Capisco profondamente la sfiducia. Per anni la politica ha comunicato più potere che servizio. Però bisogna fare attenzione: se le persone smettono completamente di partecipare, alla fine decidono sempre altri. Il problema non è soltanto la politica. È la distanza crescente tra istituzioni, vita quotidiana e futuro. È lì che si genera gran parte della frizione che oggi percepiamo.
Di cosa ti occupi nel tuo ruolo regionale e come lo spiegheresti a un cittadino?
Mi occupo di strategie legate all’innovazione, alla trasformazione digitale, alle politiche del futuro e alla costruzione di ecosistemi territoriali competitivi. Tradotto: provo a lavorare perché la Sardegna non subisca il futuro ma partecipi a costruirlo. Significa occuparsi di giovani, formazione, imprese, ricerca, intelligenza artificiale, space economy e nuovi modelli di pubblica amministrazione.
Molti cittadini vivono una quotidianità precaria. Non è un salto troppo lungo parlare di innovazione?
In realtà è il contrario. Proprio perché esiste precarietà bisogna parlare di innovazione. Se un territorio perde giovani, lavoro qualificato, servizi e prospettive, non lo salvi con la nostalgia. L’innovazione non è costruire applicazioni futuristiche. È creare condizioni migliori per la vita reale delle persone. La sfida è evitare un’innovazione estetica e costruire invece innovazione sociale, educativa, industriale e territoriale.
Come riuscire a far credere alle tue parole a chi ti dice “facile, Nicola, ma anche tu sei parte del sistema?”

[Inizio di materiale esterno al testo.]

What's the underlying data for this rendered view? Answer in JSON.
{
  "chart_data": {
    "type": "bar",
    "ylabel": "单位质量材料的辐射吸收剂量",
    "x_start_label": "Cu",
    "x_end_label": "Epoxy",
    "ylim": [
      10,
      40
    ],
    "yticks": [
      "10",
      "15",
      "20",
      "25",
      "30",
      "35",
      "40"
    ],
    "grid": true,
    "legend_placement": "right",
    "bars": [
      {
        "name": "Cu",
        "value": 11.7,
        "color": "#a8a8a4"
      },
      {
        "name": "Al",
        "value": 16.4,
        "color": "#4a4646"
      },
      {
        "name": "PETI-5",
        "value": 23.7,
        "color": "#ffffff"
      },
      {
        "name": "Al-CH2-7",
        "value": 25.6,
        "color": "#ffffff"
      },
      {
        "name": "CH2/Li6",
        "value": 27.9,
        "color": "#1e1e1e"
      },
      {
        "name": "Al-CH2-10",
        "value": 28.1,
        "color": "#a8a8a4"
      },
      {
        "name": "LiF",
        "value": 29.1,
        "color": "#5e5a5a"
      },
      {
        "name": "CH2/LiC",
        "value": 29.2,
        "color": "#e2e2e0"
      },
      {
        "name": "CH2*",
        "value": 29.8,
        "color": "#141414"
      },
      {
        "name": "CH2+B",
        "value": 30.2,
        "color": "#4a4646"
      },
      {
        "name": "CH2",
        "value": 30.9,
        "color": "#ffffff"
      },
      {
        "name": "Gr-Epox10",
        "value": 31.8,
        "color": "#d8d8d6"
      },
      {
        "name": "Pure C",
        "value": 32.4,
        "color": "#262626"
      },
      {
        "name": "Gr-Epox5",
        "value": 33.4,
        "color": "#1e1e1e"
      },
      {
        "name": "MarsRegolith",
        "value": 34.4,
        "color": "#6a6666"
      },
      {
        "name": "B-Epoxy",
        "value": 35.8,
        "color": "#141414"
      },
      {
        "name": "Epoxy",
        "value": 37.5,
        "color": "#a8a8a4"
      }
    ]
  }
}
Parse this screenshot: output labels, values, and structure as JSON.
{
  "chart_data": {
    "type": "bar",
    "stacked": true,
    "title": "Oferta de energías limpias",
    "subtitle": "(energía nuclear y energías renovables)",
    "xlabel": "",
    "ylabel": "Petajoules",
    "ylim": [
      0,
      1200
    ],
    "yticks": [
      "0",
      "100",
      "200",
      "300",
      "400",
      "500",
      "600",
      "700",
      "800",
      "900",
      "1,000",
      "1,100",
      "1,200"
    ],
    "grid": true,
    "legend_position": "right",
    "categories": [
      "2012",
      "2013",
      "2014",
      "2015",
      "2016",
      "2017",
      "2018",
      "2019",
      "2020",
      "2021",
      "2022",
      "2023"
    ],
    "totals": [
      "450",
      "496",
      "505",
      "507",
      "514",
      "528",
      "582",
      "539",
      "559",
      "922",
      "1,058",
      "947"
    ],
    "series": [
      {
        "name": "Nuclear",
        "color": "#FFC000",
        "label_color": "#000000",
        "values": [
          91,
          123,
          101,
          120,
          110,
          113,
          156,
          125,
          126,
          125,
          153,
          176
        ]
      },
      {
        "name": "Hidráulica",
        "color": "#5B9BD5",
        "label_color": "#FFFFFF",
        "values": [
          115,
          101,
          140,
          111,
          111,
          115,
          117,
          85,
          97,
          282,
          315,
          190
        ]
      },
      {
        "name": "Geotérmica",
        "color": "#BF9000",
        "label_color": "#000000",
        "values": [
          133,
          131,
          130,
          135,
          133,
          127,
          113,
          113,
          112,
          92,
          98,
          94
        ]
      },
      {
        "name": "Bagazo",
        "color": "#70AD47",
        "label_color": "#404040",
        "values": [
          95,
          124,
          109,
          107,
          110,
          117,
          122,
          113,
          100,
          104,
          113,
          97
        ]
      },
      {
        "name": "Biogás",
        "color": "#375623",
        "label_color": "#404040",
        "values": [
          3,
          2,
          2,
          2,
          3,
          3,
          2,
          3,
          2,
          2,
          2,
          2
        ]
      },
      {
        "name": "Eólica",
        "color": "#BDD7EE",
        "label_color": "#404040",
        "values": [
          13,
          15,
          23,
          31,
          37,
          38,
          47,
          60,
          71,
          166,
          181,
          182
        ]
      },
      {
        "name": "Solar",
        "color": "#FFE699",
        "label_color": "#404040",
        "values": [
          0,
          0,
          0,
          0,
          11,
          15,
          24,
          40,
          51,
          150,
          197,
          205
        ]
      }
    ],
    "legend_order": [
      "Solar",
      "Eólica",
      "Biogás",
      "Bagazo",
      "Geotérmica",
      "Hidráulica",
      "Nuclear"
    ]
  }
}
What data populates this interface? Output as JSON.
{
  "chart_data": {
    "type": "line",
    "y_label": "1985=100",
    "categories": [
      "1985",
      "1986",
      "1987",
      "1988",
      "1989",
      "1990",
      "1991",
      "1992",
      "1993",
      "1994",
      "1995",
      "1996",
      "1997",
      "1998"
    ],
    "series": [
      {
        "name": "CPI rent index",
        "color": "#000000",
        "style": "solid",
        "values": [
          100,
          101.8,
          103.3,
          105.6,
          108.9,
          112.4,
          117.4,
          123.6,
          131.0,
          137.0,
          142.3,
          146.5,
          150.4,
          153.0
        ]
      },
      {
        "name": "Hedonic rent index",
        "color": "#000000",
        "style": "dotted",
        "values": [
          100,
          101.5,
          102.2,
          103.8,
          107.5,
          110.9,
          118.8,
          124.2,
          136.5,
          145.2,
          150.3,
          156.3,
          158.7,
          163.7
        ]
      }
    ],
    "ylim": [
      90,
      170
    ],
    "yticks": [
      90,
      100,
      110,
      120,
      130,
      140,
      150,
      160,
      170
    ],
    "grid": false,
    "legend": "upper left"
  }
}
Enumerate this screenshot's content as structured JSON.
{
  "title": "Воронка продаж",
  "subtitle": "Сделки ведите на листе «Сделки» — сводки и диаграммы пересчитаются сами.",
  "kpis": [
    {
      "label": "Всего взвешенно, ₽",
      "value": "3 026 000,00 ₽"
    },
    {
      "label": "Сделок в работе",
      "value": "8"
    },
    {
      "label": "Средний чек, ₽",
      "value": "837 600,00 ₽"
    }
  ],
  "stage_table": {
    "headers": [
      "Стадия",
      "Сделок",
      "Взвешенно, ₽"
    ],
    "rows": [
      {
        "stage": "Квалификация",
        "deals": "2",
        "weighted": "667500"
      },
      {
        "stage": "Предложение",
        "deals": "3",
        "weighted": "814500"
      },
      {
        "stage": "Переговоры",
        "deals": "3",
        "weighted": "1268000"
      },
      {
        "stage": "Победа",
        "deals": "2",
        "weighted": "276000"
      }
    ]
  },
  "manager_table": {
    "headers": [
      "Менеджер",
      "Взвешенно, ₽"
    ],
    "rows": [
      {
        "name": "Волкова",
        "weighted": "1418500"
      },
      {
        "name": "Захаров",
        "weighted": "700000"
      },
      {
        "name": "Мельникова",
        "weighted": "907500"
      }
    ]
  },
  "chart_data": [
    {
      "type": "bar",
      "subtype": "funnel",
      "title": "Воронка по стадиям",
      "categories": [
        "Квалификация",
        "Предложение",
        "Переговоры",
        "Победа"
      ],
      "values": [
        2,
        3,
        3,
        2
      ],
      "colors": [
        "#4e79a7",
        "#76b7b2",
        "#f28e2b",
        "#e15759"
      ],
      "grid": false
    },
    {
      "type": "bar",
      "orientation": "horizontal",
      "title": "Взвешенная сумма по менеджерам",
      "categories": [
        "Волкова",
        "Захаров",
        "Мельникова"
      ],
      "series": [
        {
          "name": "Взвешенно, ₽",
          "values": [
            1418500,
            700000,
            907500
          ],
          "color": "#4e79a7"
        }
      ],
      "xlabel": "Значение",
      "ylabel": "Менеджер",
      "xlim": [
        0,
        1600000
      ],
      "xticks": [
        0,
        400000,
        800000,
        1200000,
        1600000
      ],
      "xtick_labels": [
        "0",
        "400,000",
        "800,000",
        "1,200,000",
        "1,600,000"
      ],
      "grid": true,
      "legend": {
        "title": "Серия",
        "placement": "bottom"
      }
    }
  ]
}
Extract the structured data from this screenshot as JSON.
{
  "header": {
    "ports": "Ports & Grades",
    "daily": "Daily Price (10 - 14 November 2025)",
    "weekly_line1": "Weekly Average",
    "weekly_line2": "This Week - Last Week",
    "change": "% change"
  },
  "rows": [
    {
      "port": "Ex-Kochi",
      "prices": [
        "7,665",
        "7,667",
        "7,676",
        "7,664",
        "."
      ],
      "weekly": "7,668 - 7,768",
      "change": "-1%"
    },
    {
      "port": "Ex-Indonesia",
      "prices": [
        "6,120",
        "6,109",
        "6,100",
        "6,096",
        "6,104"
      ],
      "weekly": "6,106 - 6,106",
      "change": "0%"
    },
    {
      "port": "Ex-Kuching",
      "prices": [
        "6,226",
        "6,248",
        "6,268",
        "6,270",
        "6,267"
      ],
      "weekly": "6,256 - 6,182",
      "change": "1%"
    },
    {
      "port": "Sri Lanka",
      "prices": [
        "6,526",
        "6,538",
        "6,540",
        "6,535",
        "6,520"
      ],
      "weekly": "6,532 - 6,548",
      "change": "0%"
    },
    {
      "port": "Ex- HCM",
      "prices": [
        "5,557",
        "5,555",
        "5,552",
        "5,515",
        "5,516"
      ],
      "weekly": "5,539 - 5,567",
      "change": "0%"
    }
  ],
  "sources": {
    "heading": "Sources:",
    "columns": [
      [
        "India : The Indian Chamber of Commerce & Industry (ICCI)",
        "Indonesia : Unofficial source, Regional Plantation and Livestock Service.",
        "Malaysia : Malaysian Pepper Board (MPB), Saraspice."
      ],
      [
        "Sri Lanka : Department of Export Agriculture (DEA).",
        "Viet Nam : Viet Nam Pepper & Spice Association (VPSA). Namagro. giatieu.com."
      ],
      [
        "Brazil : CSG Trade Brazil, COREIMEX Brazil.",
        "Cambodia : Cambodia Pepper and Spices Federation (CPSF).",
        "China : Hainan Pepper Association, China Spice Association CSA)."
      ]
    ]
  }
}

Oggi mi impegno come mi sono sempre impegnato. Stare seduti sulla riva del fiume o star fermi a braccia conserte non porta nessuno cambiamento né tentativi per lo stesso. Se non ci si impegna in prima persona mettendoci la faccia ci si sottrae al proprio pensiero e convincimento. Chi semina utopia raccoglie realtà, diceva un saggio.
La gente oggi ha bisogno di speranza e fiducia. Da cosa si riparte?
Dalla realtà. La speranza senza realtà è solo marketing motivazionale. Bisogna ripartire dalle comunità, dai territori, dall’educazione, dalla qualità delle relazioni, dal coraggio di dire la verità e dalla capacità di costruire cose concrete insieme. E soprattutto bisogna smettere di convincere i giovani che il loro futuro debba necessariamente esistere altrove.
Se qualcuno volesse contattarti?
Sono abbastanza presente online. Mi interessa confrontarmi soprattutto con giovani, amministratori, imprese, ricercatori, studenti e persone che hanno idee concrete o visioni nuove sui territori, sull’innovazione e sul futuro della Sardegna. Credo molto nelle connessioni autentiche e nella contaminazione tra mondi diversi.
Lasciaci un messaggio finale.
Non aspettate il momento giusto. Non arriva. E soprattutto non cercate consenso immediato. Le idee forti all’inizio danno fastidio. Se vi capiscono subito, probabilmente state dicendo qualcosa che qualcuno ha già detto prima di voi.